I can’t really give specifics, but I’ve just encountered stunning examples of job seekers shooting themselves in the foot. I’m not talking about just a little dull or lacking pizazz; I’m talking abysmal errors that are sure to make any reader flee. So let me quickly dispell a few notions about résumés:

  1. A résumé is not a 10-page list of projects. Unless you’re applying for a very specific type of job, such as faculty in a higher learning institution, keep it to a page or two. If it’s appropriate for your type of work, you can always submit a list of projects as a separate support document, keeping the descriptions short, sweet, and punchy. You can also add all sorts of detail on your Website. But your résumé? No, keep it brief.
  2. A résumé is not a list of previous jobs held. It’s a short space in which to drive home the point about why an employer would want you, and not somebody else, to work for them. Tell people about problems you solved, things you improved.
  3. Spell-checking is not optional.. And that includes correctly spelling the names of the person and the company you are applying to. If you can’t spell, do find someone who can.
  4. Visual appeal is not just the cherry on top — it’s the framework for your résumé. It must be easy to read and to recognize when left with a pile of other résumés, yet tasteful and professional. Stick to white or off-white paper of good quality but without ostentation; use crisp fonts that are easy to read, contrasting pleasantly to help direct the eye. Go read The Non-Designer’s Design Book, by Robin Williams; it’s inexpensive, easy to read, and tremendously useful. Hand-written résumés are right out. Seriously, people.
  5. Petulance is not endearing. No matter how justified you think you are about blow-outs with past employers, please don’t trumpet them proudly in your résumé, nor in your cover letter, your interview, your e-mails, etc. Particularly if you’re now applying to the same employer, for the same boss.

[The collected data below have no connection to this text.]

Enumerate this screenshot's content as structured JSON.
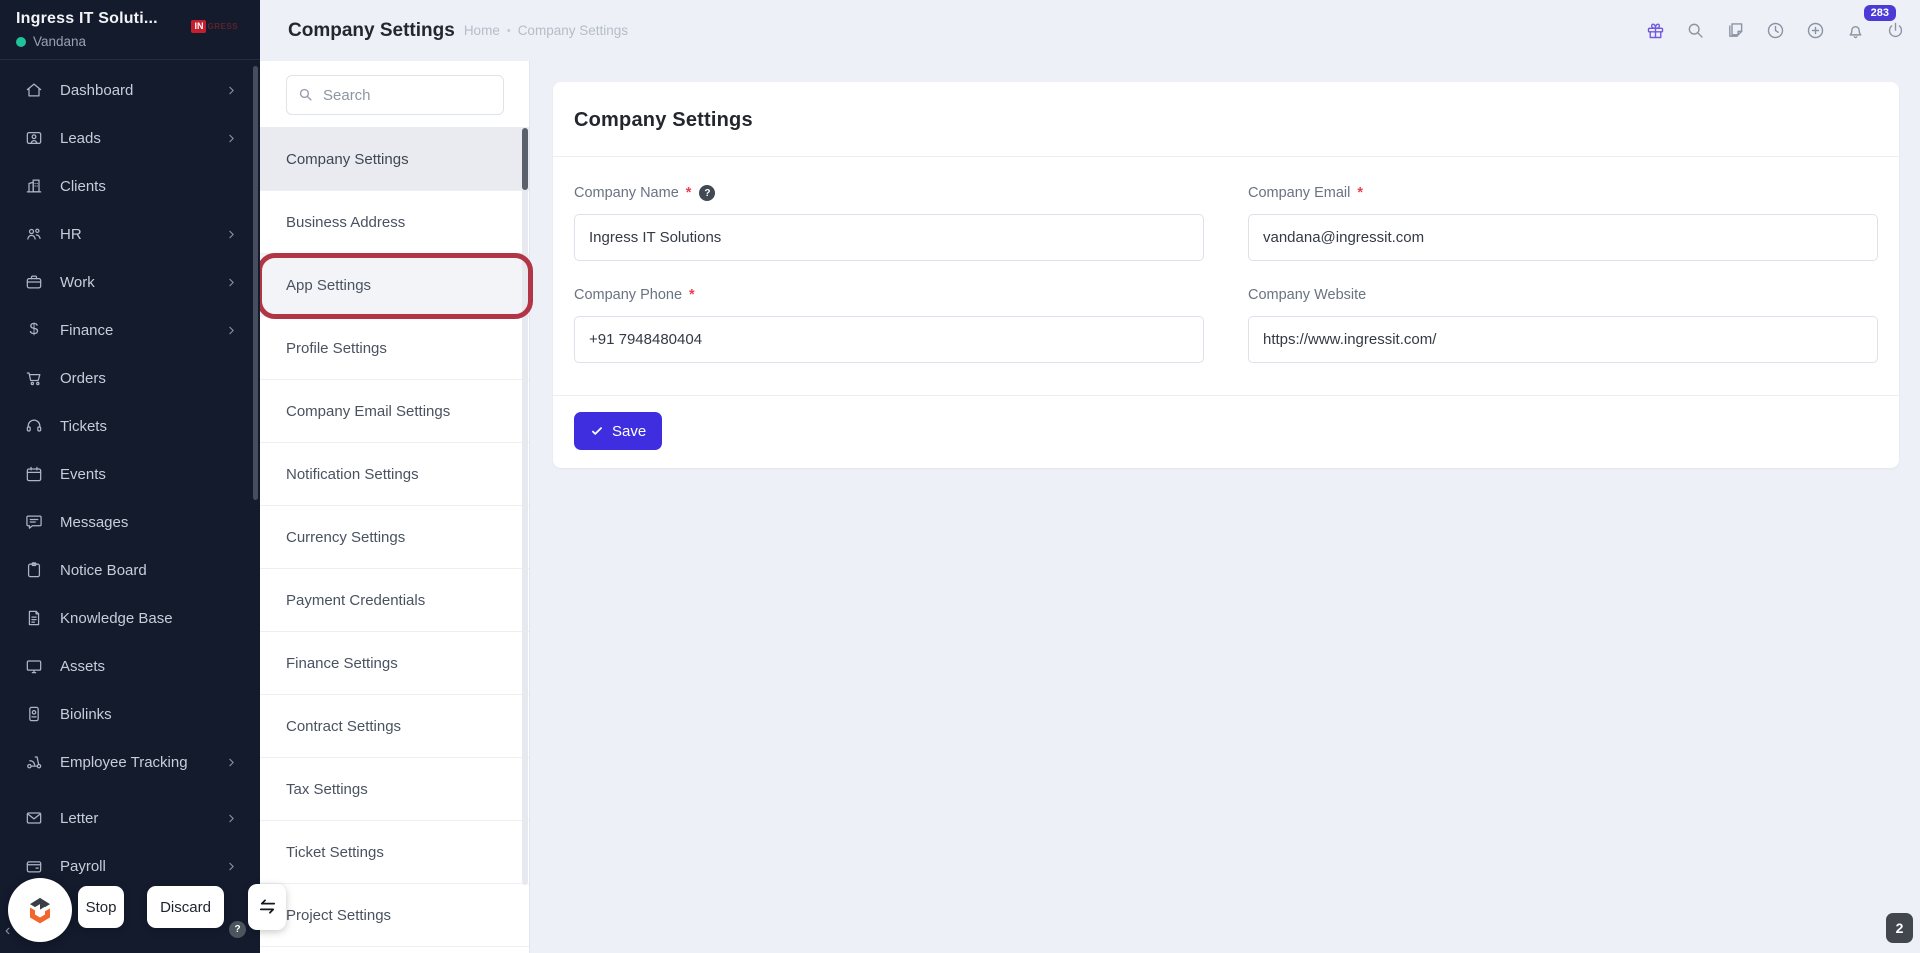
{
  "app": {
    "company_name": "Ingress IT Soluti...",
    "user_name": "Vandana",
    "brand_badge": "IN",
    "brand_badge_suffix": "GRESS"
  },
  "sidebar": {
    "items": [
      {
        "label": "Dashboard",
        "icon": "home-icon",
        "has_submenu": true
      },
      {
        "label": "Leads",
        "icon": "lead-card-icon",
        "has_submenu": true
      },
      {
        "label": "Clients",
        "icon": "buildings-icon",
        "has_submenu": false
      },
      {
        "label": "HR",
        "icon": "people-icon",
        "has_submenu": true
      },
      {
        "label": "Work",
        "icon": "briefcase-icon",
        "has_submenu": true
      },
      {
        "label": "Finance",
        "icon": "dollar-icon",
        "has_submenu": true,
        "glyph": "$"
      },
      {
        "label": "Orders",
        "icon": "cart-icon",
        "has_submenu": false
      },
      {
        "label": "Tickets",
        "icon": "headset-icon",
        "has_submenu": false
      },
      {
        "label": "Events",
        "icon": "calendar-icon",
        "has_submenu": false
      },
      {
        "label": "Messages",
        "icon": "chat-icon",
        "has_submenu": false
      },
      {
        "label": "Notice Board",
        "icon": "clipboard-icon",
        "has_submenu": false
      },
      {
        "label": "Knowledge Base",
        "icon": "document-icon",
        "has_submenu": false
      },
      {
        "label": "Assets",
        "icon": "monitor-icon",
        "has_submenu": false
      },
      {
        "label": "Biolinks",
        "icon": "id-card-icon",
        "has_submenu": false
      },
      {
        "label": "Employee Tracking",
        "icon": "scooter-icon",
        "has_submenu": true
      },
      {
        "label": "Letter",
        "icon": "envelope-icon",
        "has_submenu": true
      },
      {
        "label": "Payroll",
        "icon": "wallet-icon",
        "has_submenu": true
      }
    ]
  },
  "header": {
    "title": "Company Settings",
    "breadcrumb": {
      "home": "Home",
      "separator": "•",
      "current": "Company Settings"
    },
    "notification_count": "283"
  },
  "settings_nav": {
    "search_placeholder": "Search",
    "items": [
      {
        "label": "Company Settings",
        "active": true
      },
      {
        "label": "Business Address"
      },
      {
        "label": "App Settings",
        "annotated": true
      },
      {
        "label": "Profile Settings"
      },
      {
        "label": "Company Email Settings"
      },
      {
        "label": "Notification Settings"
      },
      {
        "label": "Currency Settings"
      },
      {
        "label": "Payment Credentials"
      },
      {
        "label": "Finance Settings"
      },
      {
        "label": "Contract Settings"
      },
      {
        "label": "Tax Settings"
      },
      {
        "label": "Ticket Settings"
      },
      {
        "label": "Project Settings"
      }
    ]
  },
  "main": {
    "card_title": "Company Settings",
    "fields": {
      "company_name": {
        "label": "Company Name",
        "required": "*",
        "value": "Ingress IT Solutions"
      },
      "company_email": {
        "label": "Company Email",
        "required": "*",
        "value": "vandana@ingressit.com"
      },
      "company_phone": {
        "label": "Company Phone",
        "required": "*",
        "value": "+91 7948480404"
      },
      "company_website": {
        "label": "Company Website",
        "value": "https://www.ingressit.com/"
      }
    },
    "save_label": "Save",
    "help_glyph": "?"
  },
  "overlay": {
    "stop_label": "Stop",
    "discard_label": "Discard",
    "help_label": "?",
    "tab_badge": "2"
  },
  "colors": {
    "accent": "#3e2ee0",
    "annotation_red": "#b23546",
    "notification_badge": "#4b3ad6",
    "sidebar_bg": "#141b2d",
    "status_green": "#1fc49a",
    "brand_red": "#c51f2e"
  }
}
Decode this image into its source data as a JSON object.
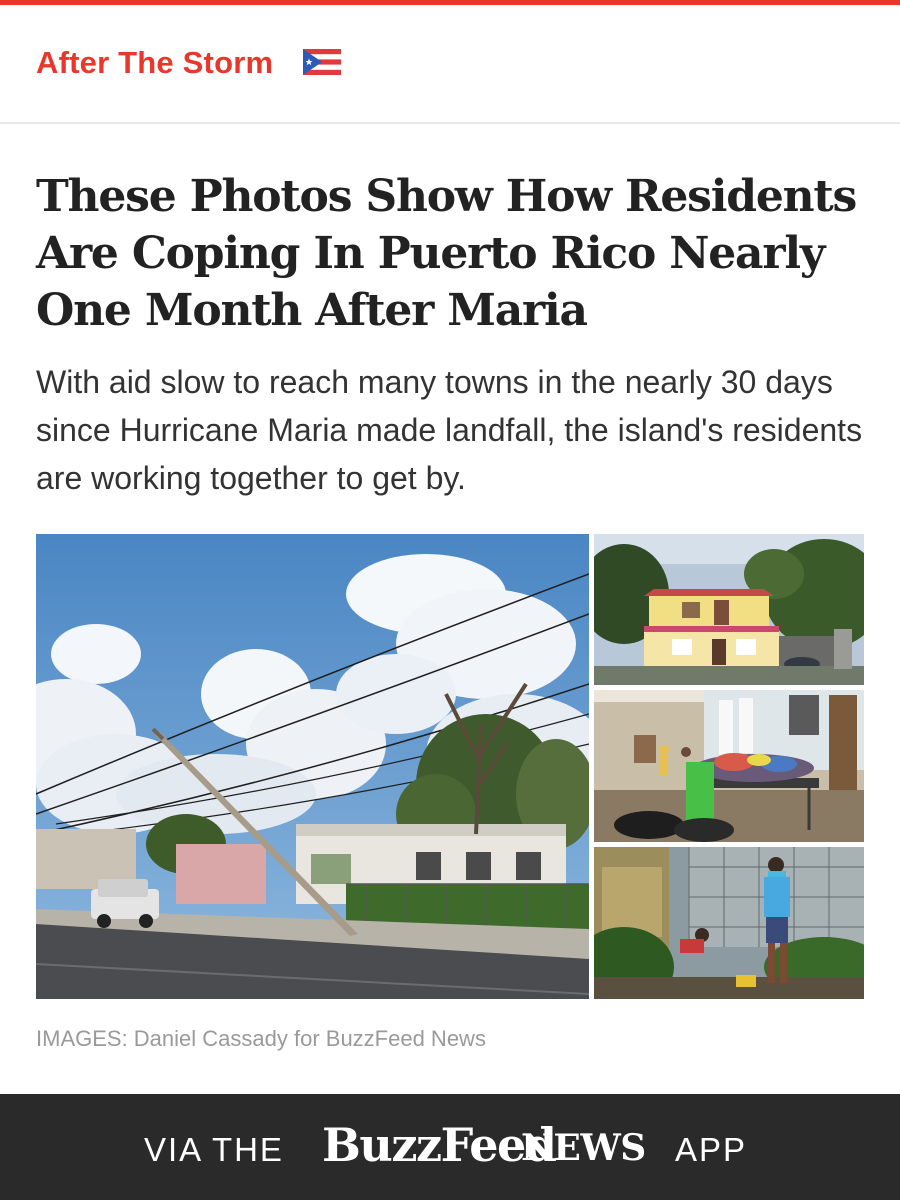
{
  "colors": {
    "accent": "#e8382b",
    "banner_bg": "#2a2a2a"
  },
  "section": {
    "title": "After The Storm",
    "flag_icon": "puerto-rico-flag-icon"
  },
  "article": {
    "headline": "These Photos Show How Residents Are Coping In Puerto Rico Nearly One Month After Maria",
    "dek": "With aid slow to reach many towns in the nearly 30 days since Hurricane Maria made landfall, the island's residents are working together to get by.",
    "credit": "IMAGES: Daniel Cassady for BuzzFeed News"
  },
  "banner": {
    "via": "VIA THE",
    "brand": "BuzzFeed",
    "news": "NEWS",
    "app": "APP"
  }
}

Consider hiring a professional to help you with your résumé. For $100 to $200 you should be able to get something good. No, the pro can’t write it all for you; for things pertaining to your own area of expertise, you know more than the résumé writer. But do listen to him or her on their own area of expertise!

Bottom line: we all need a bit of help in a job search, because looking for work is not our job! But there is no excuse for sabotaging one’s own job-seeking effort with a wretched first contact.